As is well known, Julia Kristeva, in 『Pouvoirs de L'horreur』, referred as the abject, that which is separated and abandoned in order to become a subject. This 'object that is not an object', which eventually becomes the 'object' of primal oppression, is a process of separation from the totality of mother prior to becoming someone, an attempt to deprive the mother of the instance to becoming a subject, and an abominable boundary that can only be revisited perversely. This is the fate of femininity that can only participate in the symbolic system or the sacred order through a series of separations, not just on the ontogenic level, but also on cultural and historical level.

As uncleanness, filth, and blood must be purified through a sacrifice ritual, meat and woman are linked as a pair. The mother is the place where, as a lump of meat in which this fundamental shield activates, as a bleeding beast, and as a source of contamination, the negativity that coexist in meat and women is ultimately condensed. The 'Mother-Symbol', which culminates in the Virgin Mary as a chaste vessel and benevolent mediator, is the method through which civilized society — especially the Christian symbolic system — has tamed the mighty power of reproduction whilst also neutralizing the fear of the body's uncontrollability, thus absorbing and desomatizing a woman's body.

These works, which visualize the maternal points of fear and abject by re-contaminating the Pieta, are another sluice opened up by Jang Pa's female sexuality as an abject in the Lady-X series, and this creates another zone of transgressive pleasure. Retaining the rough brush strokes and compositional motifs of the Lady-X series, the Mama series fill the canvas with images of monsters in which shapes that are reminiscent of organs such as eyeballs, intestines, fetuses, and testicles are heterogeneously entangled with each other, spilling over and falling out of the skin and skeleton.

This disgusting, creepy, gloppy and proliferating maternal corporeality that was named 'Mother', radiates dazzlingly intense colors and a play of brutally innocent creation of form from the surface of the painting. These paintings remove the shield of sublime and chastity, and instead rapturously lays out the very entanglement and dynamism of contaminants that should have been swept away through sacrifice rituals.

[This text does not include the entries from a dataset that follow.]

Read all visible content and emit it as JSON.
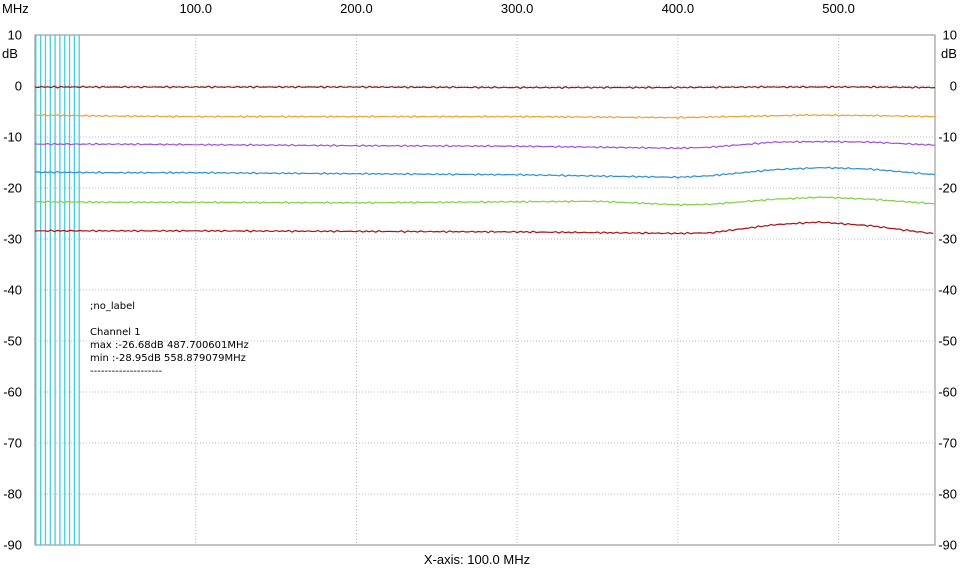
{
  "chart_data": {
    "type": "line",
    "x_unit_label": "MHz",
    "y_unit_label": "dB",
    "xlabel": "X-axis: 100.0 MHz",
    "x_ticks": [
      100,
      200,
      300,
      400,
      500
    ],
    "x_tick_labels": [
      "100.0",
      "200.0",
      "300.0",
      "400.0",
      "500.0"
    ],
    "y_ticks": [
      10,
      0,
      -10,
      -20,
      -30,
      -40,
      -50,
      -60,
      -70,
      -80,
      -90
    ],
    "y_tick_labels": [
      "10",
      "0",
      "-10",
      "-20",
      "-30",
      "-40",
      "-50",
      "-60",
      "-70",
      "-80",
      "-90"
    ],
    "xlim": [
      0,
      560
    ],
    "ylim": [
      -90,
      10
    ],
    "grid": true,
    "marker_lines_mhz": [
      0.5,
      3.5,
      6.5,
      9.5,
      12.5,
      15.5,
      18.5,
      21.5,
      24.5,
      27.5
    ],
    "marker_color": "#3fd3de",
    "series": [
      {
        "color": "#8b1a1a",
        "x": [
          0,
          50,
          100,
          200,
          300,
          400,
          450,
          480,
          520,
          560
        ],
        "y": [
          -0.2,
          -0.2,
          -0.2,
          -0.2,
          -0.3,
          -0.3,
          -0.2,
          -0.2,
          -0.2,
          -0.3
        ]
      },
      {
        "color": "#f0a030",
        "x": [
          0,
          50,
          100,
          200,
          300,
          400,
          450,
          480,
          520,
          560
        ],
        "y": [
          -5.7,
          -5.9,
          -6.0,
          -6.0,
          -6.0,
          -6.2,
          -5.9,
          -5.7,
          -5.8,
          -6.0
        ]
      },
      {
        "color": "#a050e0",
        "x": [
          0,
          50,
          100,
          200,
          300,
          400,
          420,
          460,
          490,
          520,
          560
        ],
        "y": [
          -11.4,
          -11.4,
          -11.5,
          -11.7,
          -11.8,
          -12.2,
          -12.0,
          -11.0,
          -10.9,
          -11.0,
          -11.6
        ]
      },
      {
        "color": "#2a90d8",
        "x": [
          0,
          50,
          100,
          200,
          300,
          400,
          420,
          460,
          490,
          520,
          560
        ],
        "y": [
          -16.9,
          -17.0,
          -17.0,
          -17.2,
          -17.4,
          -17.9,
          -17.6,
          -16.4,
          -16.0,
          -16.3,
          -17.4
        ]
      },
      {
        "color": "#80d040",
        "x": [
          0,
          50,
          100,
          200,
          300,
          350,
          400,
          420,
          460,
          490,
          520,
          560
        ],
        "y": [
          -22.7,
          -22.8,
          -22.8,
          -22.9,
          -22.7,
          -22.6,
          -23.3,
          -23.2,
          -22.2,
          -21.8,
          -22.2,
          -23.1
        ]
      },
      {
        "color": "#b01010",
        "x": [
          0,
          50,
          100,
          200,
          300,
          400,
          420,
          460,
          487.7,
          520,
          558.9
        ],
        "y": [
          -28.4,
          -28.4,
          -28.4,
          -28.5,
          -28.6,
          -28.9,
          -28.8,
          -27.2,
          -26.68,
          -27.4,
          -28.95
        ]
      }
    ],
    "annotation": {
      "label": ";no_label",
      "channel": "Channel 1",
      "max": "max :-26.68dB 487.700601MHz",
      "min": "min :-28.95dB 558.879079MHz",
      "separator": "--------------------"
    }
  }
}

Jang Pa's strategy of bringing the deified, mysticized, and ideologized motherhood down to earth, while at the same time replacing the physical properties of the body that is imprinted with disgust and fear with sensual pleasures of color and form, carries out 'blasphemy as an irony'. It is a strategy in the rhetoric of materialist feminist that Donna Haraway herself proclaimed at the opening of A Cyborg Manifesto, a serious play and scathing humor that is bursting with tension due to its seemingly constant demand for seriousness whilst bearing both sides of incompatible contradictions.